ORLANDO, Fla. (AP) – The 8-year-old son of a man who tried to kill his four children because an impending divorce would strip him of custody died Tuesday, a hospital official said. A daughter was drowned earlier.

Bryan Randall II died at Arnold Palmer Hospital for Children & Women, said hospital spokesman Joe Brown.

The boy was brought to the hospital in critical condition Monday after his father, Bryan Randall, drove his vehicle into the path of a tractor-trailer.

The accident, on Interstate 4 about 15 miles north of Orlando, killed Randall and seriously injured another son, Julian, 6.

Some time over the weekend, Randall dumped his 2-year-old daughter, Yana, and another son, Regal, 4, in a small lake by a suburban Orlando office park. The girl drowned, but the boy was rescued by a fisherman Sunday morning and remained hospitalized in serious condition Tuesday.

In a suicide note found in his wrecked sports-utility vehicle, Randall said, “I had to take them with me.”

Randall’s letter also said his unemployment prevented him from fighting for their custody, and that he wanted to be cremated with the bodies of his four children.

Randall had picked up his children from his estranged wife, Lisa, on Friday and was supposed to return them Sunday night. The couple, married in July 1994, separated over the summer, and she had received a restraining order against him last month.

At a brief news conference Tuesday after her son died, Lisa Randall thanked the public for their support and prayers.

“Just continue with the prayers for my other children,” she said.

Randall was a former basketball star at Dartmouth College.
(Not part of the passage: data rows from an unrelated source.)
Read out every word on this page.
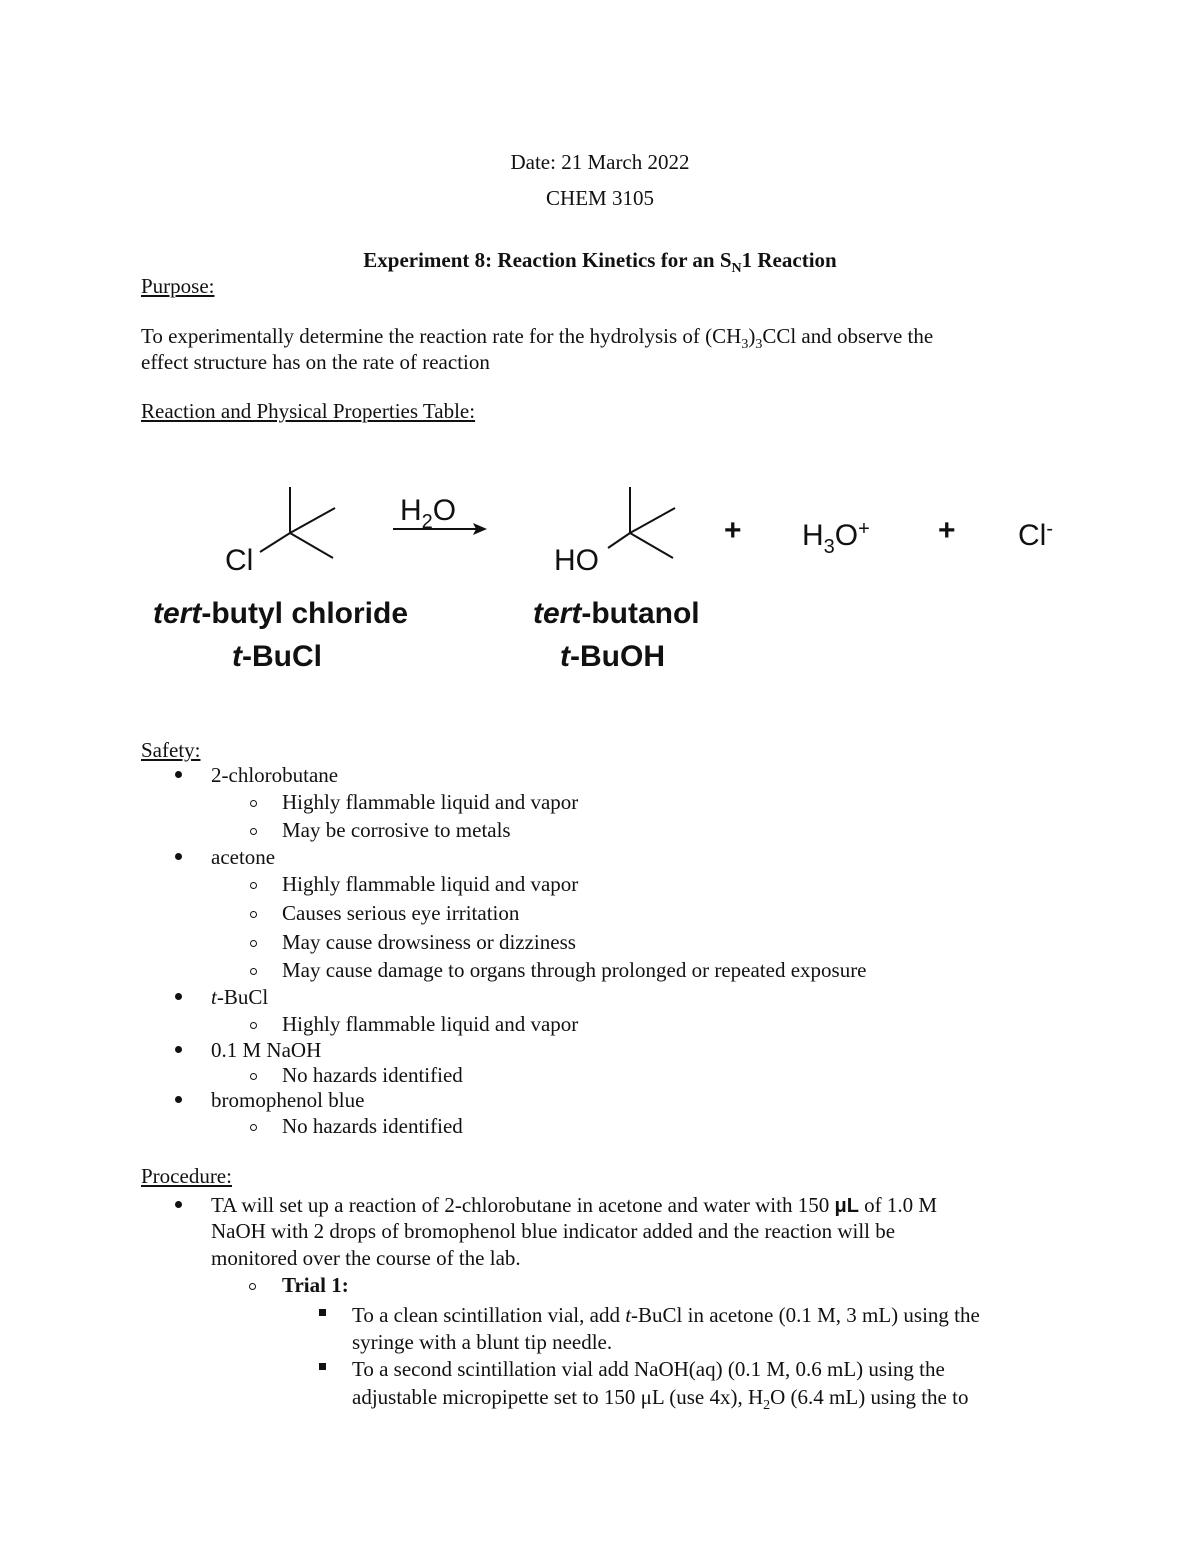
Date: 21 March 2022
CHEM 3105
Experiment 8: Reaction Kinetics for an $S_N1$ Reaction
Purpose:
To experimentally determine the reaction rate for the hydrolysis of $(CH_3)_3CCl$ and observe the
effect structure has on the rate of reaction
Reaction and Physical Properties Table:
Cl
tert-butyl chloride
t-BuCl
$H_2O$
HO
tert-butanol
t-BuOH
+ $H_3O^+ + Cl^-$
Safety:
2-chlorobutane
Highly flammable liquid and vapor
May be corrosive to metals
acetone
Highly flammable liquid and vapor
Causes serious eye irritation
May cause drowsiness or dizziness
May cause damage to organs through prolonged or repeated exposure
t-BuCl
Highly flammable liquid and vapor
0.1 M NaOH
No hazards identified
bromophenol blue
No hazards identified
Procedure:
TA will set up a reaction of 2-chlorobutane in acetone and water with 150 μL of 1.0 M
NaOH with 2 drops of bromophenol blue indicator added and the reaction will be
monitored over the course of the lab.
Trial 1:
To a clean scintillation vial, add t-BuCl in acetone (0.1 M, 3 mL) using the
syringe with a blunt tip needle.
To a second scintillation vial add NaOH(aq) (0.1 M, 0.6 mL) using the
adjustable micropipette set to 150 μL (use 4x), $H_2O$ (6.4 mL) using the to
Former teammates and coaches of the Ivy League player tried Tuesday to reconcile their memories of the confident playmaker against the news that Randall had degenerated into a child killer.

Rob Summers was a sophomore when Randall was earning first-team All-Ivy accolades as a senior. He remembered fans “revering” Randall, a team co-captain, during a season when the Big Green won 18 games – their most in almost three decades.

“He was BMOC but he didn’t seek that. He didn’t seek the attention and use it to his advantage,” said Summers, now a pharmaceutical sales representative in Washington, D.C. “He was always accessible to the fans and kids who came to the game.”

“It’s a disturbing, shocking, sad time,” said Dave Faucher, the head coach at Dartmouth and an assistant when Randall was there. “He was a dedicated player and a wonderful person … We don’t have any answers.”